Pretoria-The World Bank has approved South Africa's US$3.75 billion loan to help the country achieve a reliable electricity supply.
Eskom approached the Bank for funds to build the coal fired 4800 MW Medupi power station in Limpopo. The power station will help increase the country's generation capacity.
The Bank's Board of Executive Directors approved the loan that will go towards energy supply and the financing of solar and wind power plants on Thursday night.
This loan is one of the Bank's first major lending engagements with South Africa since the fall of apartheid. It aims to benefit the poor directly through jobs created as the economy recovers from the global financial meltdown.
"Without an increased energy supply, South Africans will face hardship for the poor and limited economic growth," said Obiageli K. Ezekwesili, World Bank Vice President for the Africa Region.
"Access to energy is essential for fighting poverty and catalyzing growth, both in South Africa and the wider sub-region. Our support to Eskom combines much-needed investments to boost generation capacity for growing small and large businesses, creating jobs, and helping lay the foundations for a clean energy future through investments in solar and wind power," she added.
The loan follows on the country's energy crisis in 2007 and early 2008.
$3.05 billion will be used for the completion of Medupi, which will use some of the most efficient, lowest-emission coal-fired technology available, the first of its kind in Africa.

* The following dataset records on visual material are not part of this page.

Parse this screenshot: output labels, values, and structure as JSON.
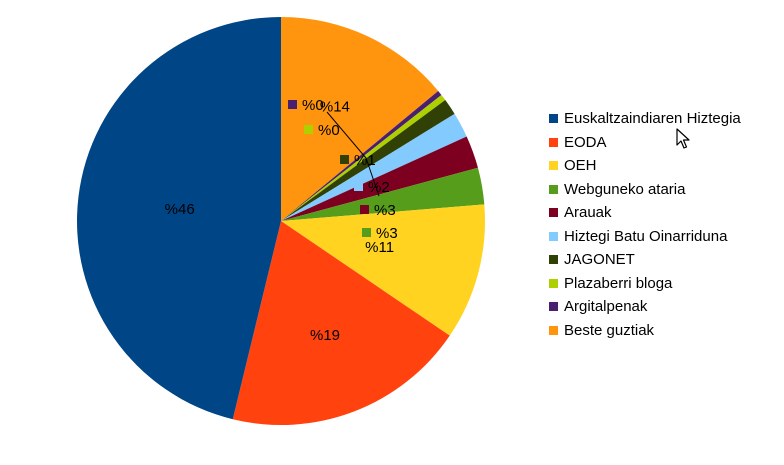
{
  "chart_data": {
    "type": "pie",
    "title": "",
    "start": "top",
    "direction": "clockwise",
    "legend_position": "right",
    "slices": [
      {
        "label": "Beste guztiak",
        "value": 14,
        "value_label": "%14",
        "color": "#ff950e"
      },
      {
        "label": "Argitalpenak",
        "value": 0.4,
        "value_label": "%0",
        "color": "#4b1f6f"
      },
      {
        "label": "Plazaberri bloga",
        "value": 0.5,
        "value_label": "%0",
        "color": "#aecf00"
      },
      {
        "label": "JAGONET",
        "value": 1.3,
        "value_label": "%1",
        "color": "#314004"
      },
      {
        "label": "Hiztegi Batu Oinarriduna",
        "value": 2,
        "value_label": "%2",
        "color": "#83caff"
      },
      {
        "label": "Arauak",
        "value": 2.6,
        "value_label": "%3",
        "color": "#7e0021"
      },
      {
        "label": "Webguneko ataria",
        "value": 2.9,
        "value_label": "%3",
        "color": "#579d1c"
      },
      {
        "label": "OEH",
        "value": 10.8,
        "value_label": "%11",
        "color": "#ffd320"
      },
      {
        "label": "EODA",
        "value": 19.3,
        "value_label": "%19",
        "color": "#ff420e"
      },
      {
        "label": "Euskaltzaindiaren Hiztegia",
        "value": 46.2,
        "value_label": "%46",
        "color": "#004586"
      }
    ],
    "legend_order": [
      "Euskaltzaindiaren Hiztegia",
      "EODA",
      "OEH",
      "Webguneko ataria",
      "Arauak",
      "Hiztegi Batu Oinarriduna",
      "JAGONET",
      "Plazaberri bloga",
      "Argitalpenak",
      "Beste guztiak"
    ]
  },
  "cursor": {
    "icon": "mouse-pointer-icon"
  }
}
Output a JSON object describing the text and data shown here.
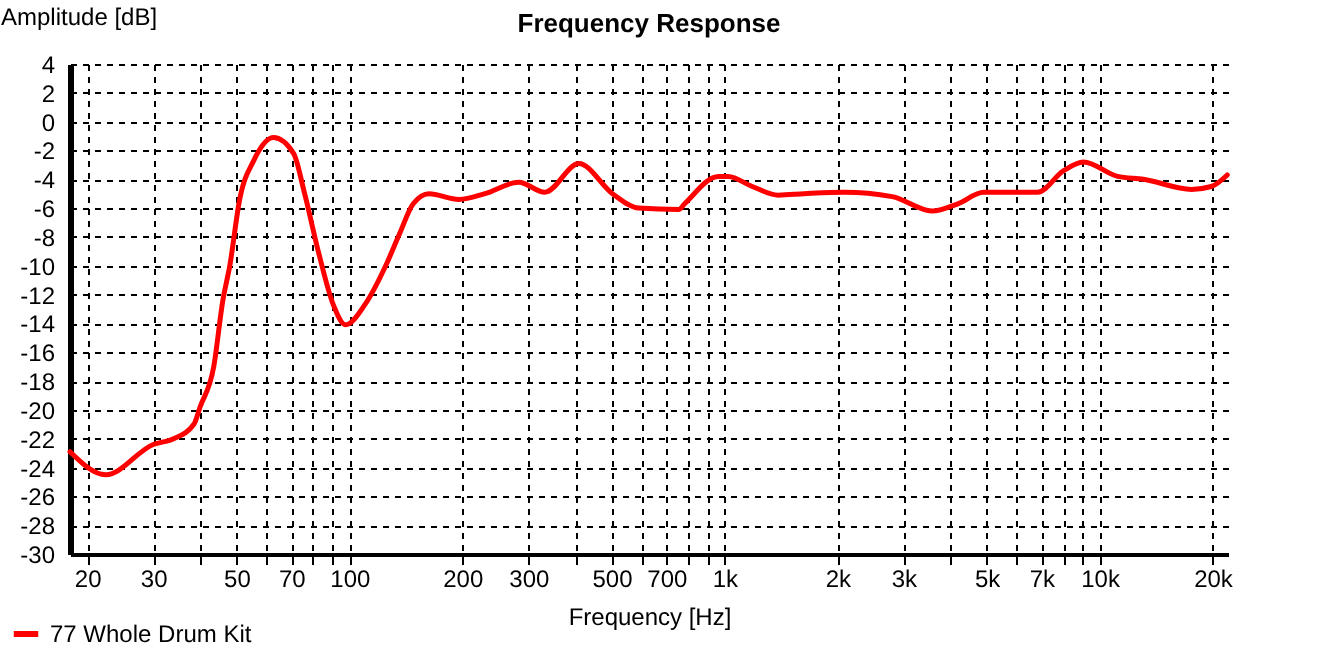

The bank said $260 million will be used for piloting a utility-scale 100 MW wind power project in Sere and a 100 MW concentrated solar power project with storage in Upington. And $485 million will be used for low-carbon energy efficiency components, including a railway to transport coal with fewer greenhouse gas emissions.
The Bank took note of South Africa's role in generating 60 percent of all electricity consumed on the continent as well as the country's free electricity policy of providing 50 kilowatt hours of free electricity to poor families.
"The Eskom project offers a unique opportunity for the World Bank Group to strengthen its partnership with the Government of South Africa, Eskom, and other financiers and help South Africa chart a path toward meeting its commitment on climate change while meeting people's urgent energy needs," said World Bank Country Director for South Africa, Ruth Kagia.
However, the loan has come under scrutiny from environmental groups who want clarity on the measures that will be put in place to offset the CO2 emissions from the Medupi plant.
Eskom indicated that it would comment on the matter later today.